SeminarTopics.in

Published on Jun 05, 2023



Abstract

The pressure on the Process Industries to improve yield, reduce wastage, eliminate toxins and above all increase profits makes it essential to increase the efficiency of process operations. One possible approach for achieving this is through the improvement of existing process monitoring and control systems.

Description of Industrial Applications using Neural Networks

Many process monitoring and control schemes are based upon a representation of the dynamic relationship between cause and effect variables. In such schemes, this representation is typically approximated using some form of linear dynamic model, such as finite impulse response (FIR), autoregressive with exogenous variable (ARX) and auto-regressive, moving average with exogeneous variable (ARMAX) models.

Once determined, the dynamic process model of the system can be integrated within a variety of process monitoring and control algorithms. In process control, for example, the model can be incorporated within a model based predictive control (MBPC) algorithm, such as Generalised Predictive Control.Alternatively, for process monitoring, the residuals (prediction errors) from such models can be analyzed to detect abnormal operation.

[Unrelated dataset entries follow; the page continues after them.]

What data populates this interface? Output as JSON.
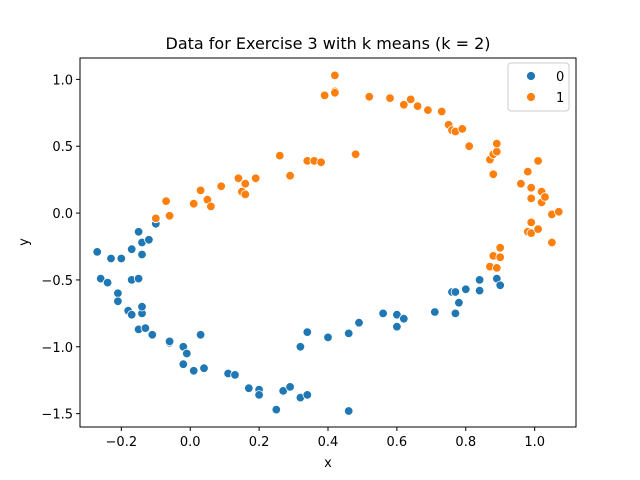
{
  "chart_data": {
    "type": "scatter",
    "title": "Data for Exercise 3 with k means (k = 2)",
    "xlabel": "x",
    "ylabel": "y",
    "xlim": [
      -0.32,
      1.12
    ],
    "ylim": [
      -1.6,
      1.16
    ],
    "xticks": [
      -0.2,
      0.0,
      0.2,
      0.4,
      0.6,
      0.8,
      1.0
    ],
    "xtick_labels": [
      "−0.2",
      "0.0",
      "0.2",
      "0.4",
      "0.6",
      "0.8",
      "1.0"
    ],
    "yticks": [
      -1.5,
      -1.0,
      -0.5,
      0.0,
      0.5,
      1.0
    ],
    "ytick_labels": [
      "−1.5",
      "−1.0",
      "−0.5",
      "0.0",
      "0.5",
      "1.0"
    ],
    "grid": false,
    "legend": {
      "placement": "top-right",
      "entries": [
        "0",
        "1"
      ]
    },
    "series": [
      {
        "name": "0",
        "color": "#1f77b4",
        "points": [
          [
            -0.27,
            -0.29
          ],
          [
            -0.26,
            -0.49
          ],
          [
            -0.24,
            -0.52
          ],
          [
            -0.23,
            -0.34
          ],
          [
            -0.21,
            -0.6
          ],
          [
            -0.21,
            -0.66
          ],
          [
            -0.2,
            -0.34
          ],
          [
            -0.18,
            -0.73
          ],
          [
            -0.17,
            -0.76
          ],
          [
            -0.17,
            -0.5
          ],
          [
            -0.17,
            -0.27
          ],
          [
            -0.15,
            -0.87
          ],
          [
            -0.15,
            -0.49
          ],
          [
            -0.14,
            -0.75
          ],
          [
            -0.14,
            -0.7
          ],
          [
            -0.14,
            -0.31
          ],
          [
            -0.14,
            -0.22
          ],
          [
            -0.15,
            -0.14
          ],
          [
            -0.13,
            -0.86
          ],
          [
            -0.12,
            -0.2
          ],
          [
            -0.11,
            -0.91
          ],
          [
            -0.1,
            -0.08
          ],
          [
            -0.06,
            -0.97
          ],
          [
            -0.06,
            -0.96
          ],
          [
            -0.02,
            -1.0
          ],
          [
            -0.02,
            -1.13
          ],
          [
            -0.01,
            -1.05
          ],
          [
            0.01,
            -1.18
          ],
          [
            0.03,
            -0.91
          ],
          [
            0.04,
            -1.16
          ],
          [
            0.11,
            -1.2
          ],
          [
            0.13,
            -1.21
          ],
          [
            0.17,
            -1.31
          ],
          [
            0.2,
            -1.32
          ],
          [
            0.2,
            -1.36
          ],
          [
            0.25,
            -1.47
          ],
          [
            0.27,
            -1.33
          ],
          [
            0.29,
            -1.3
          ],
          [
            0.32,
            -1.38
          ],
          [
            0.32,
            -1.0
          ],
          [
            0.34,
            -0.89
          ],
          [
            0.34,
            -1.36
          ],
          [
            0.4,
            -0.93
          ],
          [
            0.46,
            -0.9
          ],
          [
            0.46,
            -1.48
          ],
          [
            0.49,
            -0.82
          ],
          [
            0.56,
            -0.75
          ],
          [
            0.6,
            -0.76
          ],
          [
            0.6,
            -0.85
          ],
          [
            0.62,
            -0.79
          ],
          [
            0.71,
            -0.74
          ],
          [
            0.76,
            -0.59
          ],
          [
            0.77,
            -0.59
          ],
          [
            0.77,
            -0.75
          ],
          [
            0.78,
            -0.67
          ],
          [
            0.8,
            -0.57
          ],
          [
            0.84,
            -0.58
          ],
          [
            0.84,
            -0.5
          ],
          [
            0.89,
            -0.49
          ],
          [
            0.9,
            -0.54
          ]
        ]
      },
      {
        "name": "1",
        "color": "#ff7f0e",
        "points": [
          [
            -0.1,
            -0.04
          ],
          [
            -0.07,
            0.09
          ],
          [
            -0.06,
            -0.02
          ],
          [
            0.01,
            0.07
          ],
          [
            0.03,
            0.17
          ],
          [
            0.05,
            0.1
          ],
          [
            0.06,
            0.05
          ],
          [
            0.09,
            0.2
          ],
          [
            0.14,
            0.26
          ],
          [
            0.15,
            0.16
          ],
          [
            0.16,
            0.14
          ],
          [
            0.16,
            0.22
          ],
          [
            0.19,
            0.26
          ],
          [
            0.26,
            0.43
          ],
          [
            0.29,
            0.28
          ],
          [
            0.34,
            0.39
          ],
          [
            0.36,
            0.39
          ],
          [
            0.38,
            0.38
          ],
          [
            0.39,
            0.88
          ],
          [
            0.42,
            0.91
          ],
          [
            0.42,
            0.9
          ],
          [
            0.42,
            1.03
          ],
          [
            0.48,
            0.44
          ],
          [
            0.52,
            0.87
          ],
          [
            0.58,
            0.86
          ],
          [
            0.62,
            0.81
          ],
          [
            0.64,
            0.85
          ],
          [
            0.66,
            0.8
          ],
          [
            0.69,
            0.77
          ],
          [
            0.73,
            0.76
          ],
          [
            0.75,
            0.66
          ],
          [
            0.76,
            0.62
          ],
          [
            0.77,
            0.61
          ],
          [
            0.79,
            0.63
          ],
          [
            0.81,
            0.5
          ],
          [
            0.87,
            0.4
          ],
          [
            0.88,
            0.29
          ],
          [
            0.88,
            0.44
          ],
          [
            0.89,
            0.46
          ],
          [
            0.89,
            0.52
          ],
          [
            0.9,
            -0.26
          ],
          [
            0.88,
            -0.32
          ],
          [
            0.87,
            -0.4
          ],
          [
            0.89,
            -0.41
          ],
          [
            0.9,
            -0.33
          ],
          [
            0.96,
            0.22
          ],
          [
            0.98,
            0.31
          ],
          [
            0.98,
            -0.14
          ],
          [
            0.99,
            -0.07
          ],
          [
            0.99,
            -0.15
          ],
          [
            0.99,
            0.19
          ],
          [
            0.99,
            0.11
          ],
          [
            1.01,
            0.39
          ],
          [
            1.01,
            -0.12
          ],
          [
            1.02,
            0.16
          ],
          [
            1.02,
            0.08
          ],
          [
            1.03,
            0.12
          ],
          [
            1.05,
            -0.01
          ],
          [
            1.05,
            -0.22
          ],
          [
            1.07,
            0.01
          ]
        ]
      }
    ]
  }
}
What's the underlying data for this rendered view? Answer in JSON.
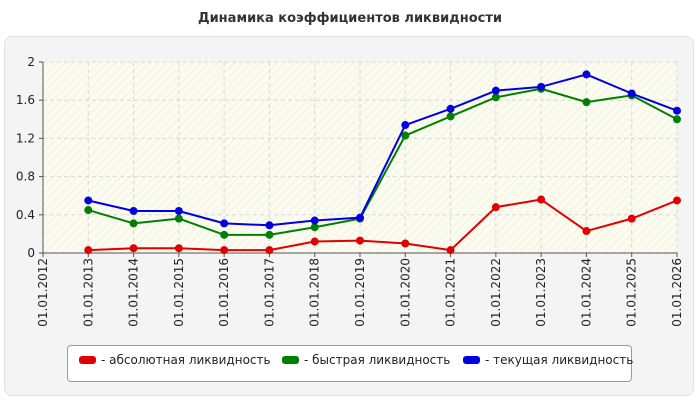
{
  "chart_data": {
    "type": "line",
    "title": "Динамика коэффициентов ликвидности",
    "xlabel": "",
    "ylabel": "",
    "ylim": [
      0,
      2
    ],
    "yticks": [
      "0",
      "0.4",
      "0.8",
      "1.2",
      "1.6",
      "2"
    ],
    "categories": [
      "01.01.2012",
      "01.01.2013",
      "01.01.2014",
      "01.01.2015",
      "01.01.2016",
      "01.01.2017",
      "01.01.2018",
      "01.01.2019",
      "01.01.2020",
      "01.01.2021",
      "01.01.2022",
      "01.01.2023",
      "01.01.2024",
      "01.01.2025",
      "01.01.2026"
    ],
    "grid": true,
    "legend_position": "bottom",
    "series": [
      {
        "name": "- абсолютная ликвидность",
        "color": "#e00000",
        "values": [
          null,
          0.03,
          0.05,
          0.05,
          0.03,
          0.03,
          0.12,
          0.13,
          0.1,
          0.03,
          0.48,
          0.56,
          0.23,
          0.36,
          0.55
        ]
      },
      {
        "name": "- быстрая ликвидность",
        "color": "#008000",
        "values": [
          null,
          0.45,
          0.31,
          0.36,
          0.19,
          0.19,
          0.27,
          0.36,
          1.23,
          1.43,
          1.63,
          1.72,
          1.58,
          1.65,
          1.4
        ]
      },
      {
        "name": "- текущая ликвидность",
        "color": "#0000e0",
        "values": [
          null,
          0.55,
          0.44,
          0.44,
          0.31,
          0.29,
          0.34,
          0.37,
          1.34,
          1.51,
          1.7,
          1.74,
          1.87,
          1.67,
          1.49
        ]
      }
    ]
  }
}
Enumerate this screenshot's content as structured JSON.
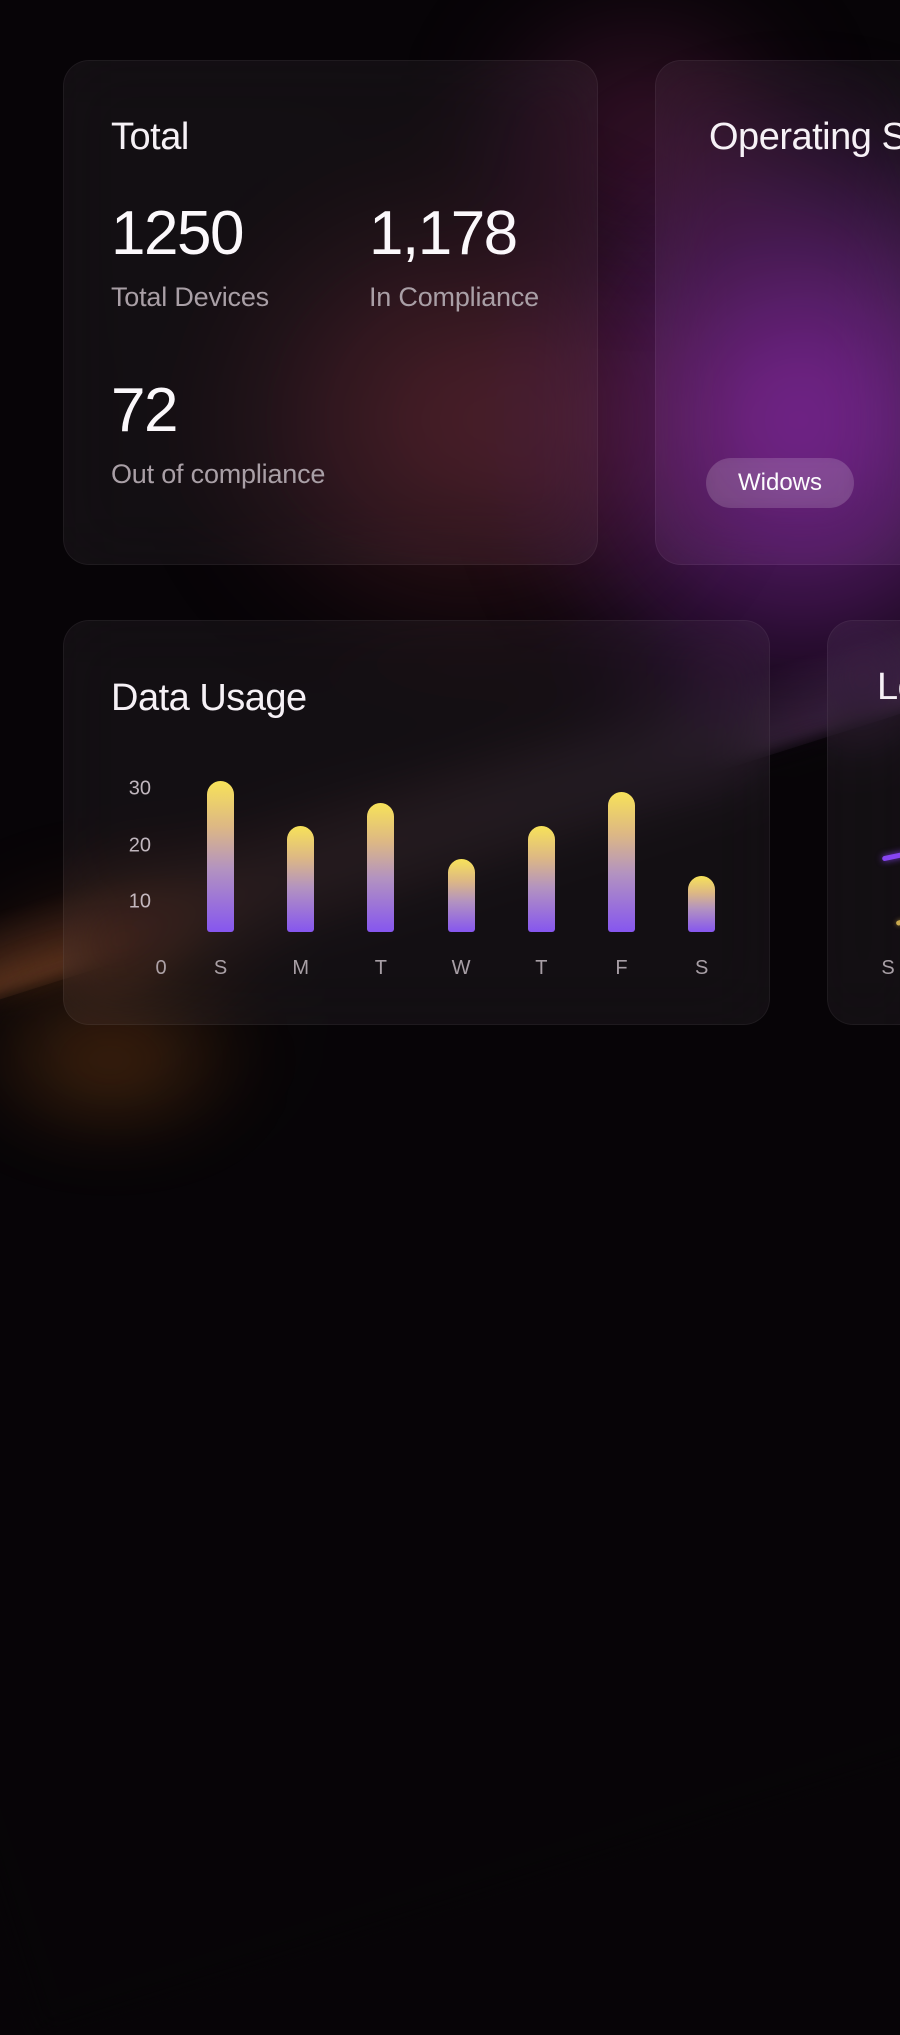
{
  "cards": {
    "total": {
      "title": "Total",
      "stats": [
        {
          "value": "1250",
          "label": "Total Devices"
        },
        {
          "value": "1,178",
          "label": "In Compliance"
        },
        {
          "value": "72",
          "label": "Out of compliance"
        }
      ]
    },
    "operating_systems": {
      "title": "Operating S",
      "badges": [
        "Widows"
      ]
    },
    "data_usage": {
      "title": "Data Usage"
    },
    "bottom_right": {
      "title": "Lo"
    }
  },
  "chart_data": [
    {
      "type": "bar",
      "title": "Data Usage",
      "categories": [
        "S",
        "M",
        "T",
        "W",
        "T",
        "F",
        "S"
      ],
      "values": [
        31,
        23,
        27,
        17,
        23,
        29,
        14
      ],
      "y_ticks": [
        30,
        20,
        10
      ],
      "x_origin_label": "0",
      "xlabel": "",
      "ylabel": "",
      "ylim": [
        0,
        35
      ],
      "grid": false,
      "legend": "none",
      "bar_gradient_top": "#f7e259",
      "bar_gradient_bottom": "#8656ef"
    },
    {
      "type": "line",
      "title": "Lo",
      "x_tick_labels": [
        "S"
      ],
      "series": [
        {
          "name": "purple-line",
          "color": "#8745f2"
        },
        {
          "name": "yellow-line",
          "color": "#c9a94e"
        }
      ],
      "note": "clipped at right viewport edge; only line fragments and one tick visible"
    }
  ],
  "colors": {
    "accent_purple": "#8656ef",
    "accent_yellow": "#f7e259",
    "glow_purple": "#7b2496",
    "glow_maroon": "#7d2a3a",
    "glow_orange": "#d86c22",
    "card_text": "#f6f1f6",
    "muted_text": "#a99fa6"
  }
}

Such monitoring and control schemes have found widespread application in industry and have led to significant improvements in process operations. Unfortunately, the models employed within the schemes tend to be linear in form. Although linear models can provide acceptable performance for many systems, they may be unsuitable in the presence of significant non-linearities.

For such systems it may be beneficial to employ a model that reflects the non-linear relationship between cause and effect variables. Preliminary studies have indicated that artificial neural networks (ANNs) may provide a generic, non-linear solution for such systems. As with standard linear modelling techniques, ANNs are capable of approximating the dynamic relationships between cause and effect variables. In contrast to linear techniques however, ANNs offer the benefit of being able to capture non-linear relationships.